According to him, the link across the Atlantic remains particularly important for the balance and stability “in our part of the world,” he said, adding that what is happening in Russia poses “a threat” to Sweden, which continues to cling to its non-NATO status.

Support for Sweden’s possible future NATO membership has been on the rise for a while, with public opinion in favour and the current majority in parliament intending to keep alive the possibility to apply for membership at some point in the future.

Hultqvist’s statement is in line with the views of the Baltic States and Poland, while neighbouring Finland has been a stronger advocate for an European rapid reaction force.

The EU’s efforts to create such force have been around for more than two decades, when after the Kosovo crisis, EU leaders made the decision to establish a joint unit of some 50,000 soldiers by 2003, but such plans never materialised.

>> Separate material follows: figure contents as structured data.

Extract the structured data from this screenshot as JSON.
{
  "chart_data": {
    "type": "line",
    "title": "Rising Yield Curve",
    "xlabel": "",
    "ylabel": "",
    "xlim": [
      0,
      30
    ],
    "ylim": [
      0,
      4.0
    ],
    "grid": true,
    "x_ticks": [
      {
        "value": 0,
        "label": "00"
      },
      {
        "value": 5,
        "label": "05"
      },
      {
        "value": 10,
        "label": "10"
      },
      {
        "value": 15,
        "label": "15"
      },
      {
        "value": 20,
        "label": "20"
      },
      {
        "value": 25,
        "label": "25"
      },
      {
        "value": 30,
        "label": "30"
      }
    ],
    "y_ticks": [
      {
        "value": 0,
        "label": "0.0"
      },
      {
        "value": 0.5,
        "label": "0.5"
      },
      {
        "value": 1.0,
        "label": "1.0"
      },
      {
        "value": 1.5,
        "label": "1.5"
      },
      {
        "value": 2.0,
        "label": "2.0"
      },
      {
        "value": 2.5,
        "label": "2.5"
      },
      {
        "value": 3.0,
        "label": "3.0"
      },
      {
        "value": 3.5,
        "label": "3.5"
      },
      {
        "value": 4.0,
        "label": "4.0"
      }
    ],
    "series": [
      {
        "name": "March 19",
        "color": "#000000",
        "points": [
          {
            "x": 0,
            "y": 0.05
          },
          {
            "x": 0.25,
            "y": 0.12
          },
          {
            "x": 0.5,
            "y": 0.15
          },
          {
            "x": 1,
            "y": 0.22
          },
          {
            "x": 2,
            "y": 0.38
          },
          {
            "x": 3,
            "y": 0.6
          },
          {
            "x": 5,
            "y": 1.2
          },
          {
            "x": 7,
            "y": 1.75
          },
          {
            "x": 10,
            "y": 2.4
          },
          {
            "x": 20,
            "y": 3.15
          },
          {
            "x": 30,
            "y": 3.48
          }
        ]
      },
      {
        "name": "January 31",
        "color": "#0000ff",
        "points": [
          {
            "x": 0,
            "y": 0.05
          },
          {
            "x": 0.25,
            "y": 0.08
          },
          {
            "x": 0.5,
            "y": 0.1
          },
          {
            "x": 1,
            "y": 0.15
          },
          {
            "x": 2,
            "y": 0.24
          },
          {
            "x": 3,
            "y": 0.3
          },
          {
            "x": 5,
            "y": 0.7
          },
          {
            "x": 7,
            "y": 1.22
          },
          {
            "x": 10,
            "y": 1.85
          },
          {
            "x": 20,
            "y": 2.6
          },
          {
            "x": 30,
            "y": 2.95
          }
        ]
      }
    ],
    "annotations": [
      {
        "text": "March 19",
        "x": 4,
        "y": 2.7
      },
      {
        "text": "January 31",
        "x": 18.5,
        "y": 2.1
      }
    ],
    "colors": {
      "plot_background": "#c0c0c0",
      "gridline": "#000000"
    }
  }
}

In a subsequent attempt, the bloc created of a system of EU battalion-sized battlegroups of 1,500 troops in 2007, which have never been used in operations either due to disputes over funding and reluctance to deploy.

The EU will present a draft proposal of a potential “first entry force” in November and wants to seal the deal when France takes over the six-month EU Council presidency from January 2022.

During the ongoing debate, and considering the opposition inside the EU, French President Emmanuel Macron had so far taken a step back and toned down his usually vocal calls for a common European defence.

However, analysts suggest that he will warm up the issue during the French election campaign.

Striking Macron’s usual tone, EU Internal Market Commissioner Thierry Breton, whose portfolio includes defence industry and space, said that common defence was “no longer optional” and that the EU must become capable of operating military missions in “full autonomy” at its border and elsewhere.

Germany’s Chancellor Angela Merkel so far had prefered to see NATO remain the centrepiece of European defence. A current proposal from Germany instead backed the idea of “coalitions of the willing” among members states coming together to tackle future crises. The discussion in November may take a different turn after the German elections.